“Most of you know something about BICC. We have been around for 14 years and we base our programs on input from the community,” Hughes began. “With God’s grace we are at 12 programs.”
These programs include Starfish, Inspiring Tomorrow’s Leaders Today, and Bradley Initiative Credit Union among others. The BICC mission, according to its website, is “to unite churches, along with other community organizations, to address the root and systemic causes of the social, economic and cultural issues in Cleveland/Bradley County, Tennessee.” Hughes told the members of Kiwanis change is occurring very rapidly in the Bradley County region. In answer to this change, BICC would like to focus its energies to have a long-term impact on the community.
Continued Hughes, “Our new focus is the family. We recognize the family has an essential role in the emotional, physical, and spiritual needs of individuals required for a community to prosper.”
Members were asked to answer the question, “If the family was whole and functional then how would it be different in _________.” Hughes proceeded to fill in the blank with: law enforcement; churches; economic development; in the community as a whole. According to Hughes, it is evident that the social and economic environment is deteriorating, and this is having a negative impact on children, especially in Bradley County.
“This is hard for me to talk about, but research we have done revealed one in 14 students in Cleveland City Schools and Bradley County Schools are seen in campus court,” Hughes shared. “In addition, one in 21 are seen in juvenile court. Think about the impact that is having.”
BICC will begin a new program in August called Transitions for ages 6 through 16. According to research presented by Hughes, kids are more likely to get in trouble when they transition from elementary to middle school and middle school to high school.
“Transitions will engage families in a proactive process to strengthen their relationship within the family structure and help equip them to thrive as they together navigate the challenge of the school life,” Hughes explained.
The Strengthening Families Program will be used as the curriculum for the course. There will be 14-week sessions for high risk families and seven-week sessions for ‘other’ or regular families.
Added Hughes to the amusement of the members, “What is a regular family? Have you ever seen one of those?”
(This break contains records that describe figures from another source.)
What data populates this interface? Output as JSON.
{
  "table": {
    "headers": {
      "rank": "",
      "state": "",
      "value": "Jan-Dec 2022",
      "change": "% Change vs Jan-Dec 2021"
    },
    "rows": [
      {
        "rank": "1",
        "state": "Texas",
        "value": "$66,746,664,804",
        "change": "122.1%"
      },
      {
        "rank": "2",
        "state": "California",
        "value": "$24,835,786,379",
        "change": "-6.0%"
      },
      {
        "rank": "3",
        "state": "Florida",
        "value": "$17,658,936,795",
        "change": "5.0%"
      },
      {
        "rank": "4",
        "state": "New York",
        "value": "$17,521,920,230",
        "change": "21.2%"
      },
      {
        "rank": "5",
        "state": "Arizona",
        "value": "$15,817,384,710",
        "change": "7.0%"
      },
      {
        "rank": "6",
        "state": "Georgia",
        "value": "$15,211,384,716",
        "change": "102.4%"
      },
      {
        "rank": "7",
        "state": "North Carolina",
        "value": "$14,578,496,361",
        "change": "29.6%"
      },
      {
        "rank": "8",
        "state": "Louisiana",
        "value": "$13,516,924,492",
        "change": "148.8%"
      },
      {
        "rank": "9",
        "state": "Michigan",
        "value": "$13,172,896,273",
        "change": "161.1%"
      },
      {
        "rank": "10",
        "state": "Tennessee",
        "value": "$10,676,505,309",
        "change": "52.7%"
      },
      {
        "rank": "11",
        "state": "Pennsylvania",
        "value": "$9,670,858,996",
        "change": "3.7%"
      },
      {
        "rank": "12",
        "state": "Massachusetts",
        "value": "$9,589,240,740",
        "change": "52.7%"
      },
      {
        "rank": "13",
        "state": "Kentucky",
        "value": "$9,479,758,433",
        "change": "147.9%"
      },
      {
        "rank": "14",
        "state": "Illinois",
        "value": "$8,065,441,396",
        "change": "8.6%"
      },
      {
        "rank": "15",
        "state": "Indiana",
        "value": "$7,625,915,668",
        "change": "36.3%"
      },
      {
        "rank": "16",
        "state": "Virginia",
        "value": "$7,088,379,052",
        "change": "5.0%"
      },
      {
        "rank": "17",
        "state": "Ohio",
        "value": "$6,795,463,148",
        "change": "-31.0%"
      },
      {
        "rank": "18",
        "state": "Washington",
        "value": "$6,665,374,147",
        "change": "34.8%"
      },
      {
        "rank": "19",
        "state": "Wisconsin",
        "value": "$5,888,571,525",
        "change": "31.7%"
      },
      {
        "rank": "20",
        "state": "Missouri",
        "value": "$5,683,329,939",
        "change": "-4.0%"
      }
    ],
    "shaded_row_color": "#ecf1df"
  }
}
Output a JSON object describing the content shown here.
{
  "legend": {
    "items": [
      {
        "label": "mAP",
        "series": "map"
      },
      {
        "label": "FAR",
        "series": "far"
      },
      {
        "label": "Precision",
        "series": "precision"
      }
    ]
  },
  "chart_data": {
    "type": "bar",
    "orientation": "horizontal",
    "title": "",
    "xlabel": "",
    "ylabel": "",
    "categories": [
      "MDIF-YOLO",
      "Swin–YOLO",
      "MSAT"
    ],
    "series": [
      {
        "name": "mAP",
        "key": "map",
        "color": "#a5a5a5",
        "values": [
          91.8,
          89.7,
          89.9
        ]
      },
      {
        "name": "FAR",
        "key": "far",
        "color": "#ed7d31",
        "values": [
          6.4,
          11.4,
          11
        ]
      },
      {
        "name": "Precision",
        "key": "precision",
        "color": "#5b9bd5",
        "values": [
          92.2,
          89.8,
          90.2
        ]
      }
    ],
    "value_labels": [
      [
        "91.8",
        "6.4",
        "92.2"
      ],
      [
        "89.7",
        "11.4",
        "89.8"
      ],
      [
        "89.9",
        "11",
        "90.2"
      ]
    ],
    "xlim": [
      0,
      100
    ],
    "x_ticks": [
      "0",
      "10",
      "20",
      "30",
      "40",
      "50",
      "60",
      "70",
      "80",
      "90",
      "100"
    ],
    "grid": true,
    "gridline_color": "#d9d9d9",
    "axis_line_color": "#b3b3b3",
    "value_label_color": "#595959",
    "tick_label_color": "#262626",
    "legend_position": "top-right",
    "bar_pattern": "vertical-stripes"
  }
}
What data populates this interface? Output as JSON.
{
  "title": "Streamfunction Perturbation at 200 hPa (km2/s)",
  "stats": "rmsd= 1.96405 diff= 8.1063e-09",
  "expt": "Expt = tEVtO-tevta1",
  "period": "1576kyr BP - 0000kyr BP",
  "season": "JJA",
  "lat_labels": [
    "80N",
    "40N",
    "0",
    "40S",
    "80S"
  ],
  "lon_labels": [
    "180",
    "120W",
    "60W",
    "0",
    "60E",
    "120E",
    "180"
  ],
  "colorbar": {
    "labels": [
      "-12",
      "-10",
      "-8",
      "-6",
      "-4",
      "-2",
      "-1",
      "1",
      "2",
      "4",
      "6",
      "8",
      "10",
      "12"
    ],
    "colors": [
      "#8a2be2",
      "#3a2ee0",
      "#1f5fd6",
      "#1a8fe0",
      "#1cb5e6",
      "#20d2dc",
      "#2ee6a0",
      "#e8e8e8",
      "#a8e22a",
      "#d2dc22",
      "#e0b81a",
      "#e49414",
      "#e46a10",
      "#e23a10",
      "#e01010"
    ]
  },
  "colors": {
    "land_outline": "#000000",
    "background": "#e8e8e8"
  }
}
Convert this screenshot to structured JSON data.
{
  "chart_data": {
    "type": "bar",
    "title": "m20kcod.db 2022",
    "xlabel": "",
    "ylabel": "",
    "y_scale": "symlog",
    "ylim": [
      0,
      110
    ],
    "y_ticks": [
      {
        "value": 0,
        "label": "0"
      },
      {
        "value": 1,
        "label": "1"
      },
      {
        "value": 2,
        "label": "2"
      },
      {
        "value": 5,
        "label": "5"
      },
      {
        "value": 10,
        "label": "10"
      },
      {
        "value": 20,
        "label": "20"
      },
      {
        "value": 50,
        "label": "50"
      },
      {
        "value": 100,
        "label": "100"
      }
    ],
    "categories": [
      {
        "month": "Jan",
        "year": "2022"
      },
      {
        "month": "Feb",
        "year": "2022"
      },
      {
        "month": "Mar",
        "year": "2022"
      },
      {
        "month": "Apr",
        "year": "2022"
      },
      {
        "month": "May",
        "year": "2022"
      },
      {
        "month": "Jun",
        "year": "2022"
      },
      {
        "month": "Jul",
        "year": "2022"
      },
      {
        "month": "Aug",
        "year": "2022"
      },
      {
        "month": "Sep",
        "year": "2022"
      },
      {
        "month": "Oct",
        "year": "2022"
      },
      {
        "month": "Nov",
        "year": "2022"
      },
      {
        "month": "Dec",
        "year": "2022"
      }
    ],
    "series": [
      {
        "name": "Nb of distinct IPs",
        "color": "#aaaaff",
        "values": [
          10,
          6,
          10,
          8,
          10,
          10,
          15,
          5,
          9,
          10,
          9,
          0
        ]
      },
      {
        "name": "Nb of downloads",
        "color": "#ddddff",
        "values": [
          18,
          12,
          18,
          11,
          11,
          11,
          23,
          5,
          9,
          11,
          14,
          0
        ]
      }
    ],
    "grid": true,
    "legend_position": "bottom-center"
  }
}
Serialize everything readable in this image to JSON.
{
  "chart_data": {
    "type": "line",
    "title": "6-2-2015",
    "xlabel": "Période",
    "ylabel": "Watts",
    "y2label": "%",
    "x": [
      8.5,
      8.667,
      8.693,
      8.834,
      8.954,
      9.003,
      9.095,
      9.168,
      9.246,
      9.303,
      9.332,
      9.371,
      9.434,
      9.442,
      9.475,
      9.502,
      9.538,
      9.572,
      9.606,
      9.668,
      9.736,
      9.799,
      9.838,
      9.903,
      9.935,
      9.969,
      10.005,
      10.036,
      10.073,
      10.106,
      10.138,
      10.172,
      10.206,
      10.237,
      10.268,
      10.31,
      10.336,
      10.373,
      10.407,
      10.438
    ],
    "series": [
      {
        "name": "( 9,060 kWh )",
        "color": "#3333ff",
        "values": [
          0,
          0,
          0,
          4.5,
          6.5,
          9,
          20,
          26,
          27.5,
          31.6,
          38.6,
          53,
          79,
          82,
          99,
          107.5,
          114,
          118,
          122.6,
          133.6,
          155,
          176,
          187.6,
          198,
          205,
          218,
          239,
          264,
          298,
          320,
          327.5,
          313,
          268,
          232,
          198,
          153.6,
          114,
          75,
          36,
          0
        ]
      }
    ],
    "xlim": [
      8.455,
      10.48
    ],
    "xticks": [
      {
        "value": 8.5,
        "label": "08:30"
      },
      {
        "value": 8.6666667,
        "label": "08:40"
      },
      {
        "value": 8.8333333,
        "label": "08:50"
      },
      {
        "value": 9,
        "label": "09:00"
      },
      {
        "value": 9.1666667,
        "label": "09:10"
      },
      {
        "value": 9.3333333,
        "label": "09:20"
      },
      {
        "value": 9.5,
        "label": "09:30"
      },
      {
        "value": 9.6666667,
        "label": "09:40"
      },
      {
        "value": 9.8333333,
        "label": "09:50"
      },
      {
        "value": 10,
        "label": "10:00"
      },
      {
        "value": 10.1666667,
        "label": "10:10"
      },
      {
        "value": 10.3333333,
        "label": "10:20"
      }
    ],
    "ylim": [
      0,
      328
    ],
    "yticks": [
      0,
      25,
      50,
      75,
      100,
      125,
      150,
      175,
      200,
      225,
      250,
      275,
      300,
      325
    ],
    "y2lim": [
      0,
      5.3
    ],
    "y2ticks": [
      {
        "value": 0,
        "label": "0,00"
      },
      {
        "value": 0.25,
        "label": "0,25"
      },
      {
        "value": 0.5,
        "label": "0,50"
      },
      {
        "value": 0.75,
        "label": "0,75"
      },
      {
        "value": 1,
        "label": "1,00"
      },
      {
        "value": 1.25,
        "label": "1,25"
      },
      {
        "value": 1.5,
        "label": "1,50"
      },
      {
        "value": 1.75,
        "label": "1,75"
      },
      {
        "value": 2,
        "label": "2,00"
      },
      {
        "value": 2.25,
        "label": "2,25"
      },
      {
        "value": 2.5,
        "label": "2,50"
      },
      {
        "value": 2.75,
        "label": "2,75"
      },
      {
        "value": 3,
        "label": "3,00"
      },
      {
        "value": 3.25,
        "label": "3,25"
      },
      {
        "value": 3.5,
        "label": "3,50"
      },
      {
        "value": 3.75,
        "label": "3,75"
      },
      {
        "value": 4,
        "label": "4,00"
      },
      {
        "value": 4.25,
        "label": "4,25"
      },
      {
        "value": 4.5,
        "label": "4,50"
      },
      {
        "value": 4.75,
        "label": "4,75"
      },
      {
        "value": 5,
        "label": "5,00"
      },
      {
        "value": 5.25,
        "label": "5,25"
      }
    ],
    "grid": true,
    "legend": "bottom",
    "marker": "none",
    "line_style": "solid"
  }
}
Each of the sessions will be three hours long. The first 30 minutes will consist of individual family meals. For example, if there are 10 families, then there will be 10 tables set with plate ware and food. The next hour will see the families split as parents are directed to one room and children to another. During this time two group leaders help the families go through skill building curriculum. Parents and children then have an hour to come together and practice what they have learned. The final half hour consists of reflection and evaluation of what they have learned.
“Part of the purpose behind this family awareness campaign is getting people involved in exciting families about strengthening as a family,” Hughes finished.
Families involved in the 14-week program must attend at least 12 sessions. A family does not have to have the traditional two parents with children. According to Hughes, “Whatever shape or form they come, we accept them as a family.” The only catch is children cannot do the program without their parents.
Participants in the program will be provided with transportation, if needed, and child care for children younger than 6. A meal will be provided at the beginning of each session and a monetary reward is presented upon graduation from the program. For more information, call BICC at 423-559-1112.
Gary Farlow, the July program chairman, has asked Pete Vanderpool, story gatherer, to present at the July 12 Kiwanis luncheon. The luncheon will take place at the Garden Plaza.